Dopo l’annessione della Crimea perpetrata da Mosca, nel maggio 2014 l’European Energy Security Strategy indicò nella sincronizzazione dei Paesi del Baltico un passaggio cruciale per la sicurezza dei network elettrici europei. Il primo Memorandum of Understanding ( MoU) sul Baltic energy market interconnection plan ( Bemip) era stato firmato nel 2009, altre dichiarazioni erano seguite fino alla Roadmap politica, firmata nel giugno 2018, che fissò l’obiettivo di portare a termine l’accordo tecnico di desincronizzazione con gli operatori di Russia e Bielorussia, e l’adozione di eventuali misure per assicurare i necessari servizi alla enclave di Kaliningrad in uno scenario che poneva fine alla possibilità di trasmissione transnazionale crossborder dei flussi di energia.

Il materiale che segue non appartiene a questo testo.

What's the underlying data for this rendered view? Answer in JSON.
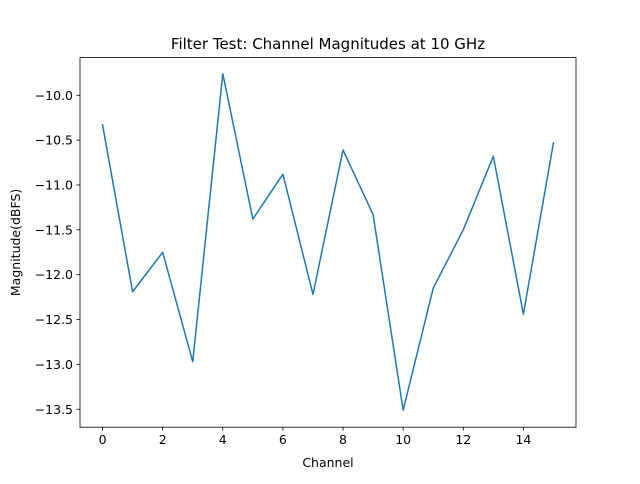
{
  "chart_data": {
    "type": "line",
    "title": "Filter Test: Channel Magnitudes at 10 GHz",
    "xlabel": "Channel",
    "ylabel": "Magnitude(dBFS)",
    "x": [
      0,
      1,
      2,
      3,
      4,
      5,
      6,
      7,
      8,
      9,
      10,
      11,
      12,
      13,
      14,
      15
    ],
    "series": [
      {
        "values": [
          -10.33,
          -12.19,
          -11.75,
          -12.97,
          -9.76,
          -11.38,
          -10.88,
          -12.22,
          -10.61,
          -11.33,
          -13.51,
          -12.15,
          -11.5,
          -10.68,
          -12.44,
          -10.53
        ],
        "color": "#1f77b4"
      }
    ],
    "xlim": [
      -0.75,
      15.75
    ],
    "ylim": [
      -13.7,
      -9.58
    ],
    "xticks": [
      0,
      2,
      4,
      6,
      8,
      10,
      12,
      14
    ],
    "xtick_labels": [
      "0",
      "2",
      "4",
      "6",
      "8",
      "10",
      "12",
      "14"
    ],
    "yticks": [
      -13.5,
      -13.0,
      -12.5,
      -12.0,
      -11.5,
      -11.0,
      -10.5,
      -10.0
    ],
    "ytick_labels": [
      "−13.5",
      "−13.0",
      "−12.5",
      "−12.0",
      "−11.5",
      "−11.0",
      "−10.5",
      "−10.0"
    ],
    "grid": false,
    "legend": false
  }
}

Il 14 luglio 2021 la Commissione europea adottò un pacchetto di proposte per contrarre l’emissione di gas serra del 55% entro il 2030, riduzione nevralgica perché la Ue diventasse il primo continente climateneutral entro il 2050 trasformando il Green Deal in realtà.
Negli ultimi due decenni l’urgenza di ridurre le emissioni di CO2 ha rimodellato l’ordine globale dell’energia. Adesso, come conseguenza della guerra in Ucraina, la sicurezza energetica è tornata in primo piano, insieme al climate change, fra le preoccupazioni dei decisori politici. Di fronte a queste due priorità, se i Paesi si ritirano in blocchi strategici dell’energia, la tendenza all’interconnessione energetica rischia di lasciare il posto a un’età di frammentazione, costringendo a scegliere fra le ambizioni climatiche di domani e il bisogno odierno di combustibile.
Dall’inizio della guerra in Ucraina, la produzione di petrolio russo è in calo. A fine aprile, Mosca ha prodotto circa un milione di barili al giorno in meno, un numero che potrebbe aumentare se l’Ue proseguisse con il suo piano per bandire i combustibili fossili russi entro l’anno.
Ulteriori sforzi sono in corso per completare la sincronizzazione degli Stati baltici con i network Ue entro il 2025, ottenendo il massimo dall’efficienza e dal potenziale di energia rinnovabile sia onshore che offshore. Il collegamento fra la regione del Baltico e l’Europa centro- orientale dovrebbe essere completato nella seconda metà del 2022 con l’interconnessione fra Polonia e Slovacchia.
L’energia è divenuta una delle più importanti questioni nell’agenda politica della Ue. In marzo, le reti elettriche di Ucraina e Moldavia sono state sincronizzate con quella europea continentale. In questo comparto, l’Ucraina è divenuta parte dell’Europa. Ogni speranza russa che essa possa aderire all’Unione economica euroasiatica è svanita. Ma il mix di ambizioni imperiali e di vulnerabilità economiche rende Mosca un partner opaco e pericoloso. C’è da augurarsi, per il futuro dell’Ue, che adesso i leader europei sappiano discernere fra politica di conciliazione e di tacito consenso con più lungimiranza di quanto abbiano fatto in passato.